Дальнейший ключик к разгадке его характера дает тот факт, что оба страждущих, казалось, близко знали его светлость, и каждый говорил ему запросто «Билл». Все приятели лорда Долиша величали его Биллом, и у него был обширный круг знакомых: гордые имена одних украшали «Дебретт», скромные фамилии других числились на досках объявлений неприметных клубов в связи с неуплатой взносов. В общем, он был из тех людей, которых так и тянет называть просто «Билл».

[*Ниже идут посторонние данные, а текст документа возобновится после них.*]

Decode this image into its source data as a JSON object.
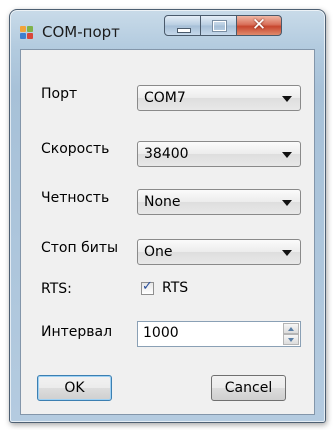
{
  "window": {
    "title": "COM-порт",
    "close_glyph": "✕"
  },
  "fields": {
    "port_label": "Порт",
    "port_value": "COM7",
    "speed_label": "Скорость",
    "speed_value": "38400",
    "parity_label": "Четность",
    "parity_value": "None",
    "stopbits_label": "Стоп биты",
    "stopbits_value": "One",
    "rts_label": "RTS:",
    "rts_checkbox_label": "RTS",
    "rts_checked": true,
    "interval_label": "Интервал",
    "interval_value": "1000"
  },
  "buttons": {
    "ok": "OK",
    "cancel": "Cancel"
  },
  "icons": {
    "app": "app-window-icon",
    "minimize": "minimize-icon",
    "maximize": "maximize-icon",
    "close": "close-icon",
    "dropdown": "chevron-down-icon",
    "check": "checkmark-icon",
    "spin_up": "spin-up-icon",
    "spin_down": "spin-down-icon"
  }
}
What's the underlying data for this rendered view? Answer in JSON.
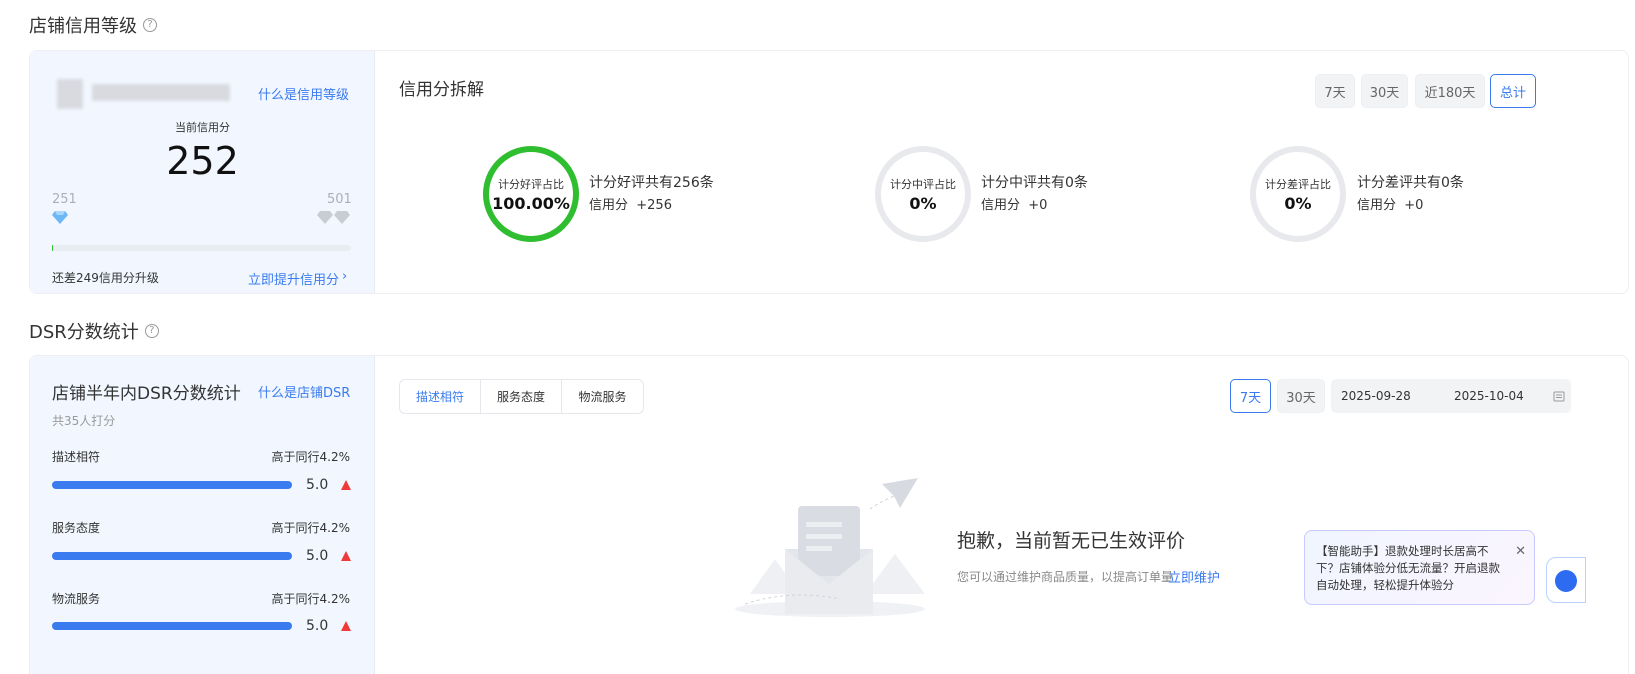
{
  "credit_section": {
    "title": "店铺信用等级",
    "what_is_link": "什么是信用等级",
    "current_label": "当前信用分",
    "current_score": "252",
    "range_min": "251",
    "range_max": "501",
    "progress_fraction": 0.004,
    "remaining_text": "还差249信用分升级",
    "improve_link": "立即提升信用分",
    "improve_chevron": "›",
    "breakdown_title": "信用分拆解",
    "range_buttons": [
      "7天",
      "30天",
      "近180天",
      "总计"
    ],
    "active_range": "总计",
    "rings": [
      {
        "label": "计分好评占比",
        "value": "100.00%",
        "line1": "计分好评共有256条",
        "line2": "信用分  +256",
        "color": "#2fbe2f",
        "fraction": 1.0
      },
      {
        "label": "计分中评占比",
        "value": "0%",
        "line1": "计分中评共有0条",
        "line2": "信用分  +0",
        "color": "#e8e9ed",
        "fraction": 0
      },
      {
        "label": "计分差评占比",
        "value": "0%",
        "line1": "计分差评共有0条",
        "line2": "信用分  +0",
        "color": "#e8e9ed",
        "fraction": 0
      }
    ]
  },
  "dsr_section": {
    "title": "DSR分数统计",
    "card_title": "店铺半年内DSR分数统计",
    "what_is_link": "什么是店铺DSR",
    "raters": "共35人打分",
    "items": [
      {
        "name": "描述相符",
        "compare": "高于同行4.2%",
        "score": "5.0",
        "fraction": 1.0
      },
      {
        "name": "服务态度",
        "compare": "高于同行4.2%",
        "score": "5.0",
        "fraction": 1.0
      },
      {
        "name": "物流服务",
        "compare": "高于同行4.2%",
        "score": "5.0",
        "fraction": 1.0
      }
    ],
    "tabs": [
      "描述相符",
      "服务态度",
      "物流服务"
    ],
    "active_tab": "描述相符",
    "range_buttons": [
      "7天",
      "30天"
    ],
    "active_range": "7天",
    "date_start": "2025-09-28",
    "date_end": "2025-10-04",
    "empty_title": "抱歉，当前暂无已生效评价",
    "empty_desc": "您可以通过维护商品质量，以提高订单量",
    "empty_link": "立即维护"
  },
  "assistant_popup": {
    "text": "【智能助手】退款处理时长居高不下？店铺体验分低无流量？开启退款自动处理，轻松提升体验分",
    "close_symbol": "✕"
  },
  "colors": {
    "accent": "#3a7bf0",
    "good": "#2fbe2f",
    "warn": "#f03a3a",
    "panel_bg": "#f2f7ff"
  }
}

Увешанный спасательными кругами роковой борец с вымиранием нации не называл лорда Долиша «Билл», однако вел себя вполне по-свойски. Взор его светлости при возвращении со среднего плана был слегка затуманен: пробить во всю длину Шафтсбери-Авеню одним-единственным ударом «медяшки» - не та задача, которую можно решать небрежно и второпях; поэтому бродяге пришлось повторить легенду. Лорд Долиш посмотрел задумчиво.
- Что ж, это возможно, - произнес он, - однако требует некоторых усилий. Прошу прощения; я не уловил, что вы сказали.

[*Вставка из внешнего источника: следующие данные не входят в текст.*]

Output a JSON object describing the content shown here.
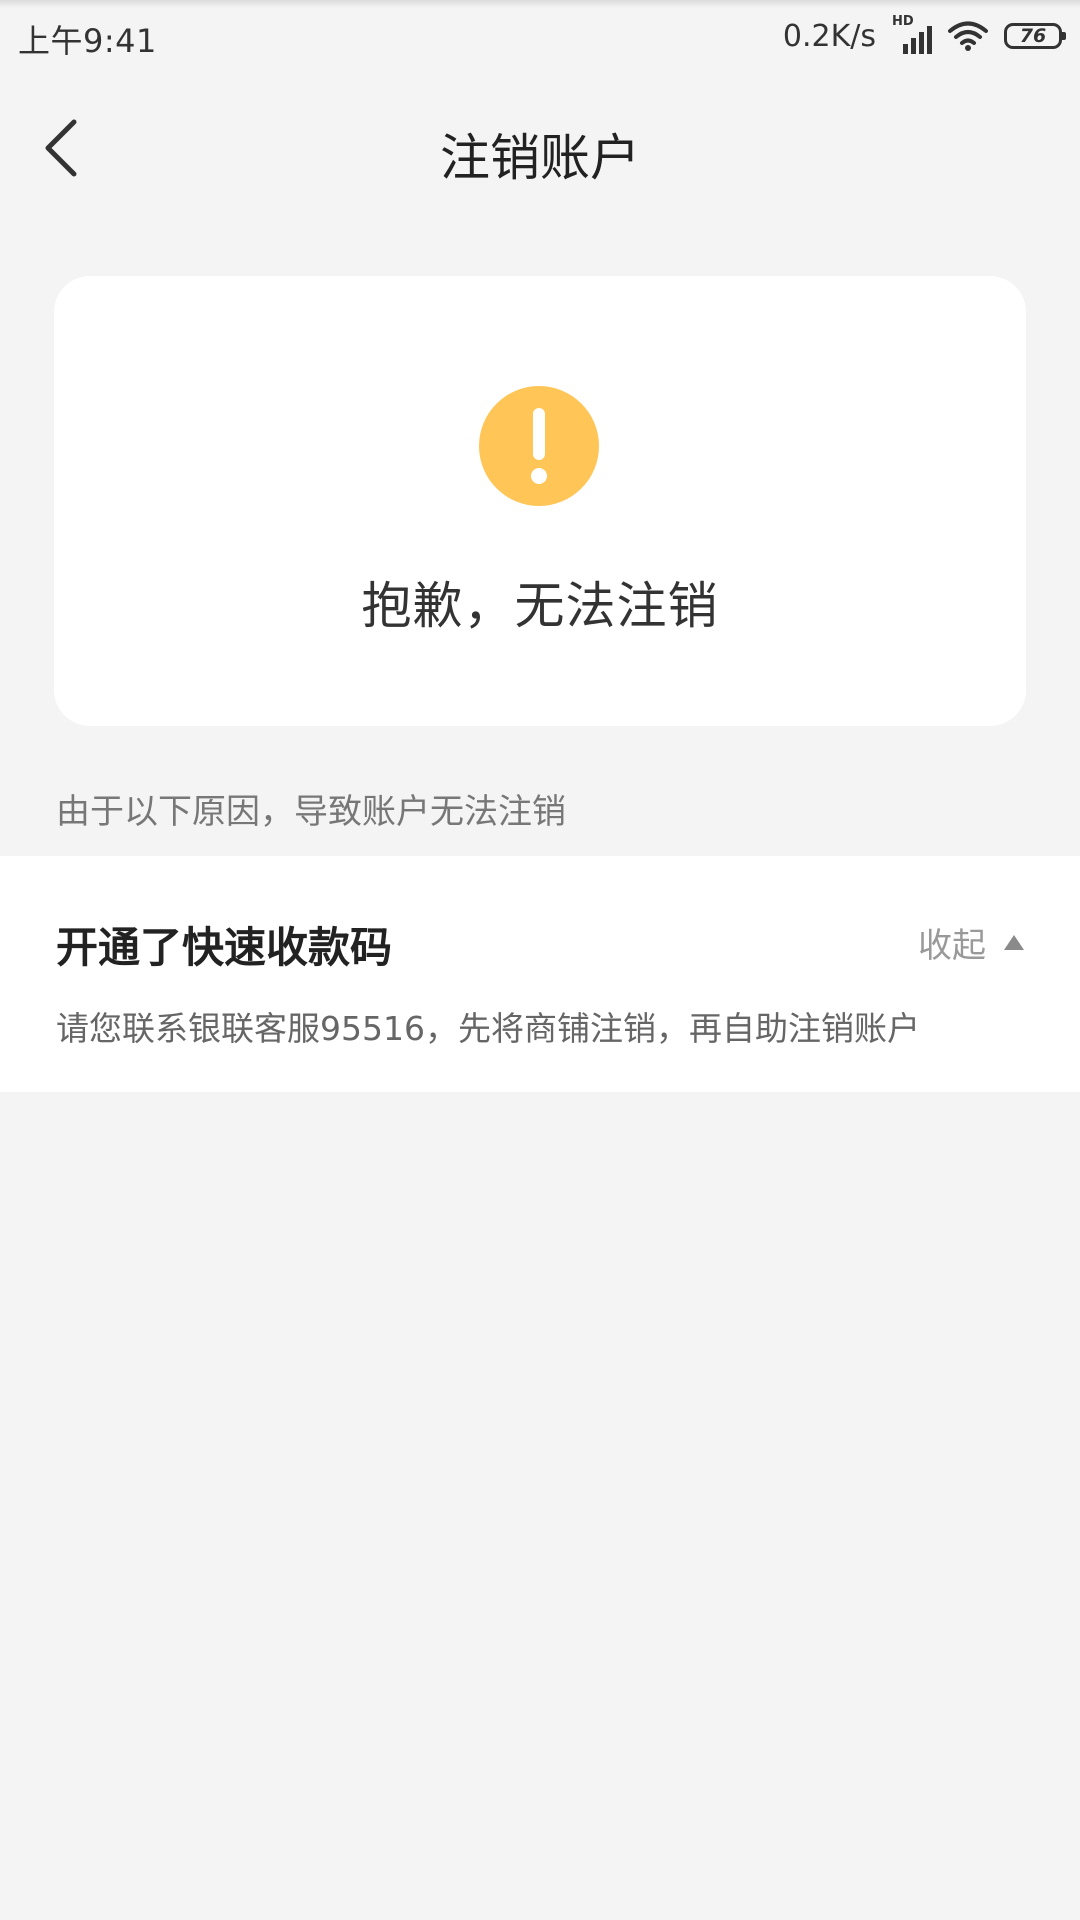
{
  "status_bar": {
    "time": "上午9:41",
    "net_speed": "0.2K/s",
    "network_type": "HD",
    "battery": "76"
  },
  "header": {
    "title": "注销账户",
    "back_icon": "chevron-left-icon"
  },
  "result_card": {
    "icon": "exclamation-circle-icon",
    "icon_color": "#FFC557",
    "title": "抱歉，无法注销"
  },
  "reason_hint": "由于以下原因，导致账户无法注销",
  "reasons": [
    {
      "title": "开通了快速收款码",
      "toggle_label": "收起",
      "description": "请您联系银联客服95516，先将商铺注销，再自助注销账户"
    }
  ]
}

Собеседник сделал одолжение и исполнил арию в третий раз, со все возрастающим пафосом, ибо в результате постоянных репетиций сам почти уверовал в правдивость текста.

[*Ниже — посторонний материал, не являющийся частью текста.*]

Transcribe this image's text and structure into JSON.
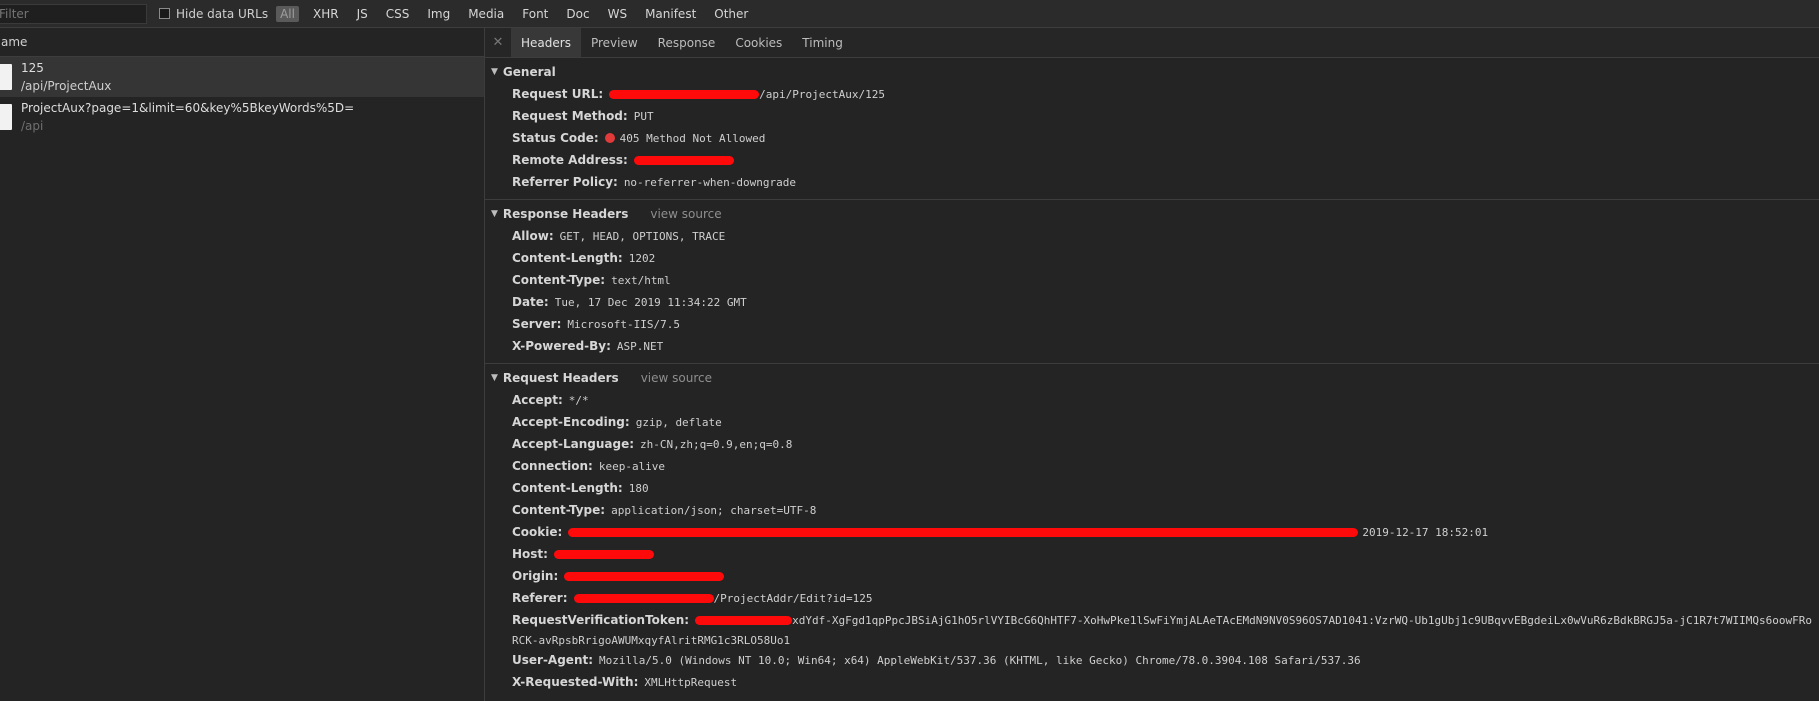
{
  "toolbar": {
    "filter_placeholder": "Filter",
    "hide_data_urls": "Hide data URLs",
    "types": [
      "All",
      "XHR",
      "JS",
      "CSS",
      "Img",
      "Media",
      "Font",
      "Doc",
      "WS",
      "Manifest",
      "Other"
    ],
    "active_type": "All"
  },
  "requests_pane": {
    "header": "Name",
    "requests": [
      {
        "name": "125",
        "path": "/api/ProjectAux",
        "selected": true
      },
      {
        "name": "ProjectAux?page=1&limit=60&key%5BkeyWords%5D=",
        "path": "/api",
        "selected": false
      }
    ]
  },
  "details": {
    "tabs": [
      "Headers",
      "Preview",
      "Response",
      "Cookies",
      "Timing"
    ],
    "active_tab": "Headers",
    "general": {
      "title": "General",
      "rows": {
        "request_url": {
          "key": "Request URL:",
          "value": "/api/ProjectAux/125"
        },
        "request_method": {
          "key": "Request Method:",
          "value": "PUT"
        },
        "status_code": {
          "key": "Status Code:",
          "value": "405 Method Not Allowed"
        },
        "remote_address": {
          "key": "Remote Address:",
          "value": ""
        },
        "referrer_policy": {
          "key": "Referrer Policy:",
          "value": "no-referrer-when-downgrade"
        }
      }
    },
    "response_headers": {
      "title": "Response Headers",
      "view_source": "view source",
      "rows": [
        {
          "key": "Allow:",
          "value": "GET, HEAD, OPTIONS, TRACE"
        },
        {
          "key": "Content-Length:",
          "value": "1202"
        },
        {
          "key": "Content-Type:",
          "value": "text/html"
        },
        {
          "key": "Date:",
          "value": "Tue, 17 Dec 2019 11:34:22 GMT"
        },
        {
          "key": "Server:",
          "value": "Microsoft-IIS/7.5"
        },
        {
          "key": "X-Powered-By:",
          "value": "ASP.NET"
        }
      ]
    },
    "request_headers": {
      "title": "Request Headers",
      "view_source": "view source",
      "rows": [
        {
          "key": "Accept:",
          "value": "*/*"
        },
        {
          "key": "Accept-Encoding:",
          "value": "gzip, deflate"
        },
        {
          "key": "Accept-Language:",
          "value": "zh-CN,zh;q=0.9,en;q=0.8"
        },
        {
          "key": "Connection:",
          "value": "keep-alive"
        },
        {
          "key": "Content-Length:",
          "value": "180"
        },
        {
          "key": "Content-Type:",
          "value": "application/json; charset=UTF-8"
        }
      ],
      "cookie": {
        "key": "Cookie:",
        "value_tail": "2019-12-17 18:52:01"
      },
      "host": {
        "key": "Host:"
      },
      "origin": {
        "key": "Origin:"
      },
      "referer": {
        "key": "Referer:",
        "value_tail": "/ProjectAddr/Edit?id=125"
      },
      "rvt": {
        "key": "RequestVerificationToken:",
        "value_line1": "xdYdf-XgFgd1qpPpcJBSiAjG1hO5rlVYIBcG6QhHTF7-XoHwPke1lSwFiYmjALAeTAcEMdN9NV0S96OS7AD1041:VzrWQ-Ub1gUbj1c9UBqvvEBgdeiLx0wVuR6zBdkBRGJ5a-jC1R7t7WIIMQs6oowFRo",
        "value_line2": "RCK-avRpsbRrigoAWUMxqyfAlritRMG1c3RLO58Uo1"
      },
      "user_agent": {
        "key": "User-Agent:",
        "value": "Mozilla/5.0 (Windows NT 10.0; Win64; x64) AppleWebKit/537.36 (KHTML, like Gecko) Chrome/78.0.3904.108 Safari/537.36"
      },
      "x_requested_with": {
        "key": "X-Requested-With:",
        "value": "XMLHttpRequest"
      }
    }
  }
}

- Четверо умирающих от голода детей?!..
- Четверо, дяденька, поможите чем можете!
- Полагаю, в такой ситуации у вас не остается времени для гольфа, так? – сочувственно спросил лорд Долиш.
Уже три дня, отвечал многодетный отец, уныло нажимая на пищалку-петуха, как его отпрыски сидят без хлеба.
Нарисованная картина не слишком тронула его светлость. Он не был без ума от хлеба. Однако ситуация, казалось, сильно беспокоила беднягу с кнопками. Прекрасно понимая, что вкусы различны, и – более того – о них не спорят, лорд Долиш посмотрел на собеседника с участием.
- Конечно, раз уж они любят хлеб, все это довольно неприятно, так? И что вы намерены делать?
- Купите петушка, дяденька, - заныл попрошайка. – Будет очень смешно, обхохочетесь.
Лорд Долиш посмотрел на странную птицу без энтузиазма.
- Нет, - произнес он с легким содроганием.
Повисла пауза. Ситуация, по всей видимости, зашла в тупик.
- Ну, вот что, - сказал тут лорд Долиш с видом человека, который хорошенько поразмыслил и получил в награду озарение, - дело в том, что я действительно ничего не хочу покупать. У вас, как нарочно, такой товар, на который глаза бы мои не глядели. Я не выношу спасательные круги, всегда не выносил. Я не в восторге от крючков-застежек. И я не хочу задеть ваши чувства, просто мне кажется, что эта визжащая птица – одна из самых отвратительных вещей на свете. А потому - я дам вам шиллинг, и это будет справедливо, так?
- Шутите, дяденька?!
- Вовсе нет. Вы сможете купить своим голодающим детям хлеба – я думаю, на шиллинг можно купить много хлеба. Они и вправду его любят?.. Странные малыши!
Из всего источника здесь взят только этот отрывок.